Integrating Hudi with Kubernetes for Scalable Deployments

Apache Hudi is a powerful framework for building data lakehouses with upsert, incremental processing, and time-travel capabilities. While Hudi traditionally runs on YARN or Spark Standalone, running it on Kubernetes offers significant advantages in terms of scalability, cloud-native architecture, and resource efficiency.

In this blog, we explore how to deploy and manage Hudi workloads on Kubernetes, leveraging Spark on K8s, Helm charts, and best practices to support real-time and batch data lake processing.

Why Run Hudi on Kubernetes?

Benefit	Description
Scalability	Easily scale pods and Spark executors on demand
Portability	Run on any cloud or on-prem K8s cluster
Cost Efficiency	Use autoscaling and spot instances
Isolation	Containerized apps prevent resource contention
Cloud-native Ops	Seamless CI/CD, monitoring, and rollbacks

Running Hudi on K8s aligns with modern infrastructure standards, especially for hybrid and multi-cloud architectures.

Architecture Overview

To run Hudi on Kubernetes:

Apache Spark 3.x with Kubernetes support is required
Hudi jobs are submitted using Spark-on-Kubernetes mode
Data is stored in S3, GCS, or HDFS
Optionally use Hive Metastore, AWS Glue, or Data Catalog
Deploy using kubectl, Helm, or SparkOperator

[Dockerized Spark App] → [K8s Cluster] → [S3/HDFS]  
↘                ↘  
[Hive Metastore]    [Glue Catalog]  

Prerequisites

Kubernetes Cluster (EKS, GKE, AKS, or local minikube)
Spark 3.1+ built with K8s support and Hudi compatibility
Hudi utilities bundle JAR
Docker or Podman to build custom Spark images
Access to object store (S3, GCS, etc.)

Step 1: Build a Hudi-Compatible Spark Docker Image

Create a Dockerfile:

FROM gcr.io/spark-operator/spark:v3.3.0

ADD hudi-spark3.3-bundle_2.12-0.14.0.jar /opt/spark/jars/

Then build and push:

docker build -t myrepo/spark-hudi:latest .
docker push myrepo/spark-hudi:latest

Step 2: Submit Hudi Jobs on Kubernetes

Use Spark submit with --master k8s and point to your image:

spark-submit \
--master k8s://https://<k8s-api-server> \
--deploy-mode cluster \
--name hudi-job \
--class org.apache.hudi.utilities.deltastreamer.HoodieDeltaStreamer \
--conf spark.executor.instances=5 \
--conf spark.kubernetes.container.image=myrepo/spark-hudi:latest \
--conf spark.kubernetes.namespace=default \
--conf spark.hadoop.fs.s3a.access.key=XXX \
--conf spark.hadoop.fs.s3a.secret.key=XXX \
local:///opt/spark/jars/hudi-utilities-bundle.jar \
--table-type COPY_ON_WRITE \
--target-base-path s3a://my-datalake/hudi/orders \
--target-table orders \
--props /etc/hudi/orders.properties

Step 3: Deploy via Helm (Optional)

Use Helm for templated deployment:

helm repo add bitnami https://charts.bitnami.com/bitnami
helm install spark bitnami/spark \
--set image.repository=myrepo/spark-hudi \
--set image.tag=latest \
--set worker.replicaCount=5

This simplifies provisioning Spark/Hudi workloads with autoscaling and monitoring.

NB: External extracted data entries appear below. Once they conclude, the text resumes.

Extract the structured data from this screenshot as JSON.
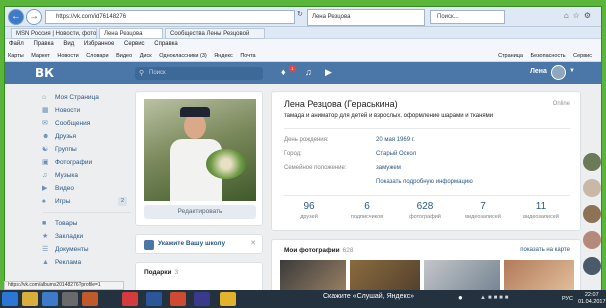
{
  "browser": {
    "url": "https://vk.com/id76148276",
    "tabs": [
      {
        "label": "MSN Россия | Новости, фото..."
      },
      {
        "label": "Лена Резцова"
      },
      {
        "label": "Сообщества Лены Резцовой"
      }
    ],
    "active_tab": "Лена Резцова",
    "search_field": "Поиск...",
    "menu": [
      "Файл",
      "Правка",
      "Вид",
      "Избранное",
      "Сервис",
      "Справка"
    ],
    "favorites": [
      "Карты",
      "Маркет",
      "Новости",
      "Словари",
      "Видео",
      "Диск",
      "Одноклассники (3)",
      "Яндекс",
      "Почта"
    ],
    "favorites_right": [
      "Страница",
      "Безопасность",
      "Сервис"
    ],
    "status_url": "https://vk.com/albums20148276?profile=1"
  },
  "vk": {
    "logo": "ВК",
    "search_placeholder": "Поиск",
    "notif_badge": "1",
    "user_name": "Лена",
    "sidebar": [
      {
        "label": "Моя Страница",
        "icon": "home-icon"
      },
      {
        "label": "Новости",
        "icon": "news-icon"
      },
      {
        "label": "Сообщения",
        "icon": "messages-icon"
      },
      {
        "label": "Друзья",
        "icon": "friends-icon"
      },
      {
        "label": "Группы",
        "icon": "groups-icon"
      },
      {
        "label": "Фотографии",
        "icon": "photos-icon"
      },
      {
        "label": "Музыка",
        "icon": "music-icon"
      },
      {
        "label": "Видео",
        "icon": "video-icon"
      },
      {
        "label": "Игры",
        "icon": "games-icon",
        "count": "2"
      }
    ],
    "sidebar_extra": [
      {
        "label": "Товары",
        "icon": "goods-icon"
      },
      {
        "label": "Закладки",
        "icon": "bookmarks-icon"
      },
      {
        "label": "Документы",
        "icon": "documents-icon"
      },
      {
        "label": "Реклама",
        "icon": "ads-icon"
      }
    ],
    "edit_button": "Редактировать",
    "school_prompt": "Укажите Вашу школу",
    "gifts_title": "Подарки",
    "gifts_count": "3"
  },
  "profile": {
    "name": "Лена Резцова (Гераськина)",
    "online": "Online",
    "status": "тамада и аниматор для детей и взрослых. оформление шарами и тканями",
    "fields": [
      {
        "label": "День рождения:",
        "value": "20 мая 1969 г."
      },
      {
        "label": "Город:",
        "value": "Старый Оскол"
      },
      {
        "label": "Семейное положение:",
        "value": "замужем"
      }
    ],
    "more_link": "Показать подробную информацию",
    "counters": [
      {
        "num": "96",
        "label": "друзей"
      },
      {
        "num": "6",
        "label": "подписчиков"
      },
      {
        "num": "628",
        "label": "фотографий"
      },
      {
        "num": "7",
        "label": "видеозаписей"
      },
      {
        "num": "11",
        "label": "видеозаписей"
      }
    ],
    "photos_title": "Мои фотографии",
    "photos_count": "628",
    "photos_map": "показать на карте"
  },
  "taskbar": {
    "search": "Скажите «Слушай, Яндекс»",
    "lang": "РУС",
    "time": "22:07",
    "date": "01.04.2017"
  },
  "colors": {
    "vk_blue": "#4a76a8",
    "link": "#2a5885",
    "background": "#edeef0",
    "desktop_green": "#5ab63b"
  }
}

Configurations for Performance

Shuffle tuning:
```
spark.sql.shuffle.partitions=200
```

Resource allocation:

spark.executor.memory=4g  
spark.driver.memory=2g  
spark.executor.cores=2  

Filesystem compatibility: Ensure correct S3A/GCS/HDFS credentials in spark.hadoop.* properties.

Best Practices

Use SparkOperator for managed job orchestration
Enable Hudi metadata table for file pruning and faster planning
Store checkpoints in object storage or persistent volume
Use initContainers to load configuration dynamically
Monitor jobs using Prometheus + Grafana, or Spark UI on K8s Dashboard
Rotate logs and retain job history with volume mounts

Security Considerations

Store credentials in Kubernetes secrets
Enable TLS encryption between Spark driver and executor pods
Use RBAC policies to limit access to Spark/K8s resources
Integrate with OIDC or IRSA (for AWS) for fine-grained access

Conclusion

Deploying Apache Hudi on Kubernetes unlocks scalable, elastic, and cloud-native data processing workflows. With containerized Spark jobs, seamless orchestration, and resource isolation, organizations can modernize their ETL pipelines and support real-time lakehouse operations at scale.

Whether you’re building a cloud-native analytics platform or transitioning from legacy YARN infrastructure, integrating Hudi with Kubernetes is a future-proof step toward efficient and modular big data processing.